Decía Winston Churchill que "los fascistas del futuro se llamarán a sí mismos antifascistas" y qué razón tenía. El político británico, hombre determinante en la lucha contra la bestia nazi, es el ejemplo a seguir en estos tiempos en los que la terminología se prostituye, pierde su sentido, se retuerce y se banaliza. El fascismo, y su más execrable versión del nazismo, fue un movimiento político xenófobo, totalitario, cruel y, sobre todo, asesino, que provocó en la Europa del siglo XX el mayor daño conocido. Decenas de millones de muertos, dolor, sufrimiento y secuelas que aún siguen candentes se deben a la locura desatada por unos megalómanos para quienes no existía más mundo que el suyo ni más verdad que su dogma. Escribo esto utilizando como apoyo del ratón el Diario de Ana Frank y me conmueve pensar lo que debía sentir ella al escuchar el sonido de las botas de los verdaderos fascistas.

Pasados 80 años de aquella pesadilla, en la España actual todo el mundo utiliza la palabra fascista para denigrar el contrario. Se elude su verdadero significado, su contenido profundo y se la banaliza para enmarcar dentro de ella a quienes utilizan una bandera distinta, quienes practican otras religiones o quienes defienden otras sexualidades. Todo el mundo es un fascista en determinado momento para el de enfrente. Y eso da mucho miedo. Cuando se pierde el significado real que se esconde tras las palabras y los discursos incendiarios se da lugar a noches de cristales rotos.

El bufón que preside la Generalitat, Quim Torra, calificó ayer de fascistas a millones de españoles por no defender el independentismo. Atacó sin medida a quienes propugnan un espacio de convivencia en el que se pueda ser a la vez español y catalán y volvió a reclamar la limpieza de sangre del espíritu nacional catalán. (Otro espíritu nacional). El majadero que le estira la chaqueta el no menos memo de Puigdemont llamaba a filas a los suyos ante las agresiones que dice sentir en su tierra. Frente a ello, exponía la limpieza de su movimiento, ese que excluye a quien no habla su idioma, ese que arrincona a los hijos de quienes no comulgan con sus ruedas de molino, ese que detesta todo aquello que no sea dogma de fe independentista. Lo hacía en los periódicos catalanes, con descaro, mientras convierte los medios públicos de esa comunidad en armas de adoctrinamiento y odio masivo. En la mejor senda de las teorías goebbelianas. Así está ahora mismo Cataluña.

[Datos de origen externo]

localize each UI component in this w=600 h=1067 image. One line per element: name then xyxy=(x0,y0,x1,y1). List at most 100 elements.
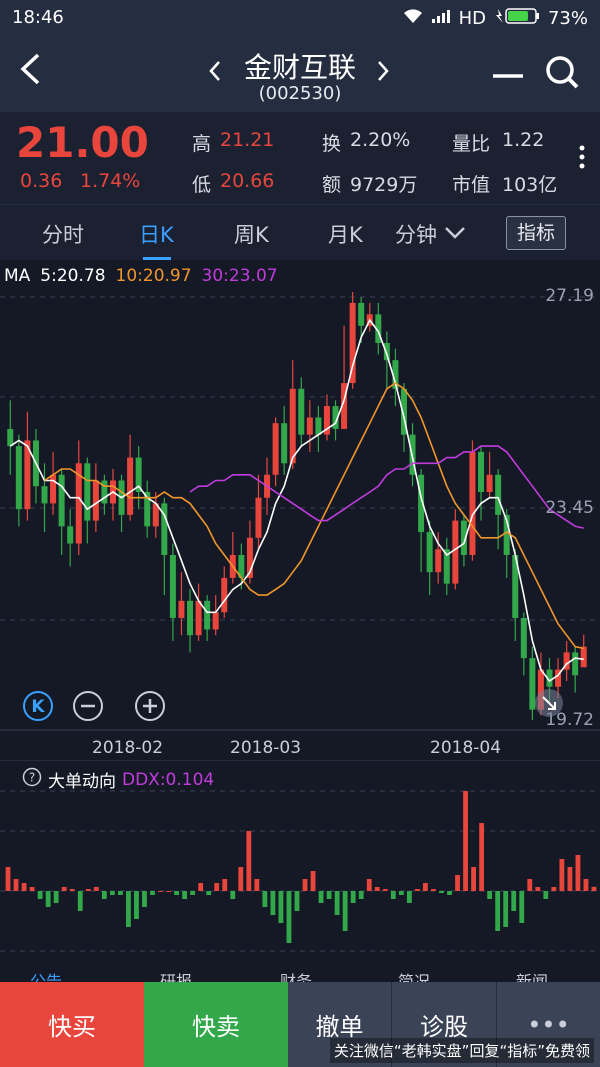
ddx-bar xyxy=(406,891,412,903)
ma5-value: 5:20.78 xyxy=(40,266,106,286)
candle-body xyxy=(67,526,74,544)
candle-body xyxy=(358,302,365,326)
candle-body xyxy=(178,600,185,619)
bottom-action-bar: 公告 研报 财务 简况 新闻 快买 快卖 撤单 诊股 ••• 关注微信“老韩实盘… xyxy=(0,972,600,1067)
ddx-bar xyxy=(69,889,75,891)
signal-icon xyxy=(431,8,451,29)
last-price: 21.00 xyxy=(16,118,149,167)
k-mode-icon[interactable]: K xyxy=(22,690,54,726)
status-time: 18:46 xyxy=(12,7,64,28)
ddx-bar xyxy=(495,891,501,931)
price-change-pct: 1.74% xyxy=(80,170,141,192)
candle-body xyxy=(212,612,219,630)
tab-finance[interactable]: 财务 xyxy=(280,968,312,982)
tab-minute[interactable]: 分钟 xyxy=(395,219,437,249)
next-stock-chevron-icon[interactable] xyxy=(376,60,390,86)
candle-body xyxy=(195,600,202,636)
ddx-bar xyxy=(551,887,557,891)
ma10-line xyxy=(44,382,584,650)
ddx-bar xyxy=(431,889,436,891)
tab-weekly-k[interactable]: 周K xyxy=(234,219,269,249)
chevron-down-icon[interactable] xyxy=(444,225,466,244)
ddx-bar xyxy=(101,891,107,899)
tab-profile[interactable]: 简况 xyxy=(398,968,430,982)
battery-percent: 73% xyxy=(547,8,588,29)
watermark-text: 关注微信“老韩实盘”回复“指标”免费领 xyxy=(329,1038,594,1063)
ddx-bar xyxy=(543,891,549,899)
ddx-bar xyxy=(366,879,372,891)
candle-body xyxy=(221,577,228,613)
ddx-bar xyxy=(503,891,509,927)
ddx-bar xyxy=(134,891,139,919)
network-type: HD xyxy=(458,8,486,29)
ma10-value: 10:20.97 xyxy=(115,266,192,286)
more-vertical-icon[interactable] xyxy=(578,144,586,174)
ddx-bar xyxy=(126,891,131,927)
ddx-bar xyxy=(166,891,171,892)
ddx-bar xyxy=(246,831,252,891)
ddx-header: ? 大单动向 DDX:0.104 xyxy=(22,767,214,792)
quote-panel: 21.00 0.36 1.74% 高 21.21 低 20.66 换 2.20%… xyxy=(0,112,600,204)
candle-body xyxy=(435,549,442,573)
ddx-bar xyxy=(262,891,268,907)
volume-ratio-value: 1.22 xyxy=(502,129,545,151)
candle-body xyxy=(298,388,305,435)
ddx-bar xyxy=(310,871,316,891)
tab-research[interactable]: 研报 xyxy=(160,968,192,982)
price-change: 0.36 xyxy=(20,170,63,192)
high-label: 高 xyxy=(192,133,212,155)
ddx-bar xyxy=(182,891,188,899)
ddx-bar xyxy=(439,891,444,893)
turnover-label: 换 xyxy=(322,133,342,155)
indicator-button[interactable]: 指标 xyxy=(506,216,566,250)
candle-body xyxy=(255,497,262,538)
ddx-bar xyxy=(278,891,284,923)
candle-body xyxy=(383,342,390,361)
ddx-bar xyxy=(575,855,581,891)
kline-chart[interactable]: MA 5:20.78 10:20.97 30:23.07 27.19 23.45… xyxy=(0,260,600,760)
ddx-bar xyxy=(254,879,260,891)
period-tabs: 分时 日K 周K 月K 分钟 指标 xyxy=(0,204,600,261)
ddx-bar xyxy=(350,891,356,903)
ddx-chart[interactable]: ? 大单动向 DDX:0.104 xyxy=(0,760,600,983)
ddx-bar xyxy=(61,887,67,891)
minimize-icon[interactable] xyxy=(492,66,524,85)
candle-body xyxy=(520,618,527,659)
candle-body xyxy=(580,646,587,668)
fullscreen-icon[interactable] xyxy=(534,688,564,722)
zoom-in-icon[interactable] xyxy=(134,690,166,726)
tab-monthly-k[interactable]: 月K xyxy=(328,219,363,249)
market-cap-value: 103亿 xyxy=(502,174,558,196)
tab-daily-k[interactable]: 日K xyxy=(139,219,174,249)
zoom-out-icon[interactable] xyxy=(72,690,104,726)
ddx-bar xyxy=(286,891,292,943)
candle-body xyxy=(58,474,65,527)
ddx-bar xyxy=(214,883,220,891)
status-bar: 18:46 HD 73% xyxy=(0,0,600,36)
quick-buy-button[interactable]: 快买 xyxy=(0,982,144,1067)
ddx-bar xyxy=(77,891,83,911)
candle-body xyxy=(572,652,579,676)
ddx-value: DDX:0.104 xyxy=(122,769,215,790)
tab-news[interactable]: 新闻 xyxy=(516,968,548,982)
svg-text:K: K xyxy=(31,697,45,717)
kline-svg xyxy=(0,292,600,731)
ddx-bar xyxy=(463,791,468,891)
axis-mid-label: 23.45 xyxy=(545,498,594,518)
ddx-bar xyxy=(190,891,196,895)
volume-ratio-label: 量比 xyxy=(452,133,491,155)
ddx-bar xyxy=(5,867,11,891)
ddx-bar xyxy=(29,887,35,891)
tab-intraday[interactable]: 分时 xyxy=(42,219,84,249)
candle-body xyxy=(272,423,279,475)
ddx-svg xyxy=(0,790,600,952)
help-icon[interactable]: ? xyxy=(22,767,42,792)
market-cap-label: 市值 xyxy=(452,174,491,196)
quick-sell-button[interactable]: 快卖 xyxy=(144,982,288,1067)
tab-announcement[interactable]: 公告 xyxy=(30,968,62,982)
prev-stock-chevron-icon[interactable] xyxy=(208,60,222,86)
candle-body xyxy=(289,388,296,464)
candle-body xyxy=(478,451,485,492)
search-icon[interactable] xyxy=(544,54,580,94)
date-label: 2018-02 xyxy=(92,738,164,758)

El ridículo presidente llama a sus partidarios a actuar Como un solo pueblo contra el fascismo y señala así con estrellas de David las puertas de sus "fascistas". Lo hace ufano, con el engreimiento de quien sabe que tiene enfrente a un Gobierno débil, acomplejado y demasiado encantado de pisar la moqueta monclovita. Las diatribas independentistas suben el tono a medida que pasan los días, hacen mayores las amenazas y ahondan en las diferenciaciones. Recuerdan cada vez más a los que quisieron limpiar de judíos, gitanos y comunistas el mundo señalando a sus propios untermenschen. Como los verdaderos fascistas.